To continue our example, assume that the crop is alfalfa, and yesterday it used .28" according to AgriMet.  Divide the total available water by the daily use to figure out the days before the next irrigation (2.35"/.28"=8.39 days).  Of course, the number of days can change if the weather changes, but watching the AgriMet data helps keep producers on track.  Most of the producers who tried the Hansen monitors this season had an AgriMet station within a few miles of the monitor. 

Hind Site's 20/20
The Hansen moisture monitors have built in data loggers that store all of the daily soil moisture information for the season.  The data from a monitor can be downloaded at the end of the season and graphed to show the variation in moisture content for the entire growing season.  The graph shows the readings from all of the sensors and gives a clear picture of the soil moisture trends.  Although this information is not available until after the growing season, it can be valuable for making future decisions about irrigation water management. 
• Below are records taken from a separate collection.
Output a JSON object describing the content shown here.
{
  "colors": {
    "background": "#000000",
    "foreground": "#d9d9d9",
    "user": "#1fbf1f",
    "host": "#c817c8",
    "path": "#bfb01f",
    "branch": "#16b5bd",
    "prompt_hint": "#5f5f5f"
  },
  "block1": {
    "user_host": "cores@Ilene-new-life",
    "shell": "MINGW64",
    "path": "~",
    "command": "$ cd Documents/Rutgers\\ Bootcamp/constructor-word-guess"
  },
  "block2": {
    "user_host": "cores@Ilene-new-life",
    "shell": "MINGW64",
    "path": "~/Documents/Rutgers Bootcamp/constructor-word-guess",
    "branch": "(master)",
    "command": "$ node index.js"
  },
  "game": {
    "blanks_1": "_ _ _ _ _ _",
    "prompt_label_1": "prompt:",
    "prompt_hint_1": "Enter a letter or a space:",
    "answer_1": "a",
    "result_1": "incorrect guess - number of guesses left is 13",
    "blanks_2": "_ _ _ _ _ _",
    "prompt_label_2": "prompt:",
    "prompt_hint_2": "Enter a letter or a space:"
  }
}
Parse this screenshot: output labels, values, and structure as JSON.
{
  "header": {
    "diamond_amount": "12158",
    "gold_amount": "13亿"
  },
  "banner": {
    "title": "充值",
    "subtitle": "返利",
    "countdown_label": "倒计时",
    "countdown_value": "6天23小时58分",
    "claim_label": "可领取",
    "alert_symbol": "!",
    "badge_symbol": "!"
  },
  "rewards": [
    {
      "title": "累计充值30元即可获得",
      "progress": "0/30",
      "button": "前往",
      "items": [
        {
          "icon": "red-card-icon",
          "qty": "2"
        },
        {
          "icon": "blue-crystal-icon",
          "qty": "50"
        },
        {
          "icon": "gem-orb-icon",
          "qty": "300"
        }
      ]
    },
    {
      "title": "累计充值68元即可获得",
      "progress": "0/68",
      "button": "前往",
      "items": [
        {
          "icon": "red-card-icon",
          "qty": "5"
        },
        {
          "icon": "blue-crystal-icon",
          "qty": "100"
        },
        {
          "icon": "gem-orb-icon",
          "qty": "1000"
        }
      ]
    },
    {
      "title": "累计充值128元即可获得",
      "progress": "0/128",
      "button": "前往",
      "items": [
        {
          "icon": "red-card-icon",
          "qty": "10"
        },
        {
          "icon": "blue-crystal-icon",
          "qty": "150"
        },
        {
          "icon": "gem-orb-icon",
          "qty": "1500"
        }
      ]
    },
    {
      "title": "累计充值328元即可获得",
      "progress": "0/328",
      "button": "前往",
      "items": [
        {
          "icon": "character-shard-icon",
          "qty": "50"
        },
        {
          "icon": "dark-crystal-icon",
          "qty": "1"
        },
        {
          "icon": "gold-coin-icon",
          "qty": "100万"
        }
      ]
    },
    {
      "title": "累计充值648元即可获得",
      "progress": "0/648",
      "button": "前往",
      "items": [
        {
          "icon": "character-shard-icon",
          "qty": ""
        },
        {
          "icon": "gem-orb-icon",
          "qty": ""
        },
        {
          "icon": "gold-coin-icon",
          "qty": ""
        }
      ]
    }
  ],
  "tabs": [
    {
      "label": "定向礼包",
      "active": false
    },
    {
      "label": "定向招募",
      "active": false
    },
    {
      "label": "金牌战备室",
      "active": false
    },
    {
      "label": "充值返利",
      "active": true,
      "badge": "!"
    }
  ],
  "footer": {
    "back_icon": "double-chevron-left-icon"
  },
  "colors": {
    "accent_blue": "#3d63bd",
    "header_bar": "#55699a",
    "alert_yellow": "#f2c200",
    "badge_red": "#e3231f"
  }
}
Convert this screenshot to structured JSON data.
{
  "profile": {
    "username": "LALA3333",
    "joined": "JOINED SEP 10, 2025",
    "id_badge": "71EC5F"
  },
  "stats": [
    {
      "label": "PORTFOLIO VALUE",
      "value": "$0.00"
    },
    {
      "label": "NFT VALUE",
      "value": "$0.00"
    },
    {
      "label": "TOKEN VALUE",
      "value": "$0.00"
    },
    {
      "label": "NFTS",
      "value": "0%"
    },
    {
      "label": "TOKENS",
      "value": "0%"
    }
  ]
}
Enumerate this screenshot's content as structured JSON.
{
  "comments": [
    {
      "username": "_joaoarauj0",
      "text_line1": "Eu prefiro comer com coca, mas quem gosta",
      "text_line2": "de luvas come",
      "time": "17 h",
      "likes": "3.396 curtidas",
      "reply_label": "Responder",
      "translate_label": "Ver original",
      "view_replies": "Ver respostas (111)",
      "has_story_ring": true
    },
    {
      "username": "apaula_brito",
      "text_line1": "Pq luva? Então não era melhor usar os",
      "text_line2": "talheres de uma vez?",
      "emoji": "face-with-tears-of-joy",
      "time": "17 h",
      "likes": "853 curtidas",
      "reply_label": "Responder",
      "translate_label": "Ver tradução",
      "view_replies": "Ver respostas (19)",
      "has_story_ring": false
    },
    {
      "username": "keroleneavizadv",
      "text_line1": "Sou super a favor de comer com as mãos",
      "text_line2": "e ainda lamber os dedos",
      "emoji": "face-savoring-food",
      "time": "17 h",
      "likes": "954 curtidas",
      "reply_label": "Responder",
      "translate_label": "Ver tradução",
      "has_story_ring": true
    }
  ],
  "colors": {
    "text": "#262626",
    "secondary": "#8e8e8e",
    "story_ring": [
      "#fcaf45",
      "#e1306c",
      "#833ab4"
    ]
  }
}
Many irrigators underestimate the amount of water in their fields and irrigate accordingly.  In such a situation, the crop does not have time to use the water available to it, and much of the water applied soaks through the wet profile and is lost to deep percolation.  Most crops can withstand moisture contents as dry as 200 cB, but often producers apply water long before it reaches that point, which does not make the most efficient use of water.  Producers using the Hansen meter should use 50-100 cB as a guide, depending on the soil.  Drying the profile down to this point leaves enough moisture to be safe while using water efficiently. The following graph is from a small grain field under a center pivot.  None of the sensors in the soil profile got any drier than about 25 cB between June 28th and July 18th.  At 25 cB, a silt loam soil still has 1.45" of available water per foot of profile, so this 3' profile probably had from 4-4.5" of available water at any point during this time period.  Deep percolation is a likely fate of much of the water added at this moisture content. Each peak indicates an irrigation, so the pivot was running almost constantly.  It would have been a better use of water and power to eliminate 5 or 6 of these irrigations in order to allow the crop to use the available moisture, develop a fuller root system, and uptake nutrients from deeper in the soil profile.  The remaining irrigations must have a larger volume to compensate for the longer time period between them.  Of course, some pivots do not have the capacity to fill the profile after it is dried down like this, so the system's output must be a consideration when scheduling irrigations. 

 

This example, which  comes from a beet field under flood irrigation, exhibits a nearly ideal draw down pattern.  There was a 19-day time span between the irrigations on the 11th and the 30th, which gave the crop ample time to use the available water. The irrigation on the 30th was timely in that the crop had used most of the water in the top of the profile and some of the water in the lower depths prior to watering.  By this time, the drier soil had a greater capacity to absorb and retain the irrigation water, resulting in less loss to deep percolation.  Note that the top sensor dries out much more quickly than the deeper sensors.  This is logical since the majority of the crop's root mass lies un the upper part of the profile.

 

Where to Get Information about Moisture Monitors
If you would like more information about the Hansen AM400 moisture monitors, you can contact the company directly.  Visit their web page at http://www.mkhansen.com, or send an email to mikeh@nwi.net.    The Watermark sensors are made by the Irrometer company, and their web page is located at http://www.irrometer.com.  Their phone number is (909) 689-1701.

In Closing
The technology of the 21st century has affected all areas of human life, and agriculture is no exception.  The potential these tools create for energy and water savings is tremendous, and as people become more aware of the finite nature of the world's natural resources, such tools will have an even greater place in irrigated agriculture.